Balancing convex absorbing neighborhoods

convex-analysisgeneral-topologylocally-convex-spacestopological-vector-spaces

Given a convex absorbing neighborhood of 0 in a topological vector space is it always possible to construct a subset that is also convex absorbing neighborhood of 0 but balanced as well?

A locally convex space is topological vector space with has a neighborhood base of 0 of balanced absorbing convex sets.
The questions corresponds to the question if it is possible to drop the requirement of being balanced.

For topological vector spaces over $\mathbb{R}$ that should be indeed the case (take $-V \cap V$ if $V$ is the convex absorbing neighborhood) but what about spaces over $\mathbb{C}$?

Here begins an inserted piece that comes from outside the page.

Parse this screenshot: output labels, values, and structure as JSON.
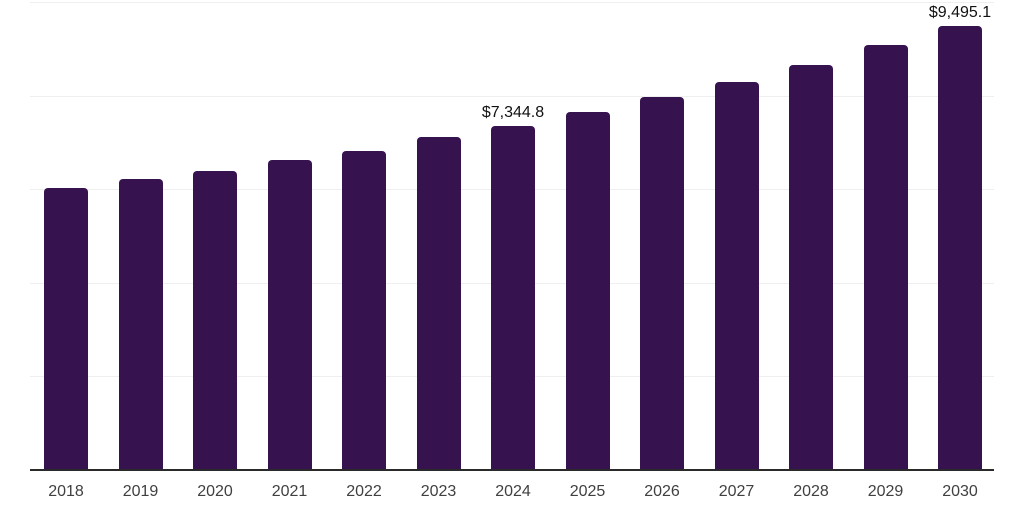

(E.g. here the construction of balanced absorbing sets in arbitrary vector spaces is shown:
Topological vector space, and balanced sets.)

Best Answer

We’ll use Functional Analysis by Huiqiang Jiang for references. Let $X$ be a topological vector space and $U$ be a convex neighborhood of $0$ in $X$. Then $U$ is absorbing, see the last sentence at p.3. By Remark 1, $U$ contains a balanced convex neighborhood of $0$. This follows from the construction from the proof of Theorem 3. Since scalar multiplication is continuous, exists $\delta > 0$, and an open neighborhood $V$ of the zero such that $\alpha V \subset U$ whenever $|\alpha| <\delta$. Then $W=\bigcup_{|\alpha|<\delta} \alpha V$ is balanced and $W\subset U$. The convex hull of $W$ is a convex balanced absorbing neighborhood of $0$ contained in $U$.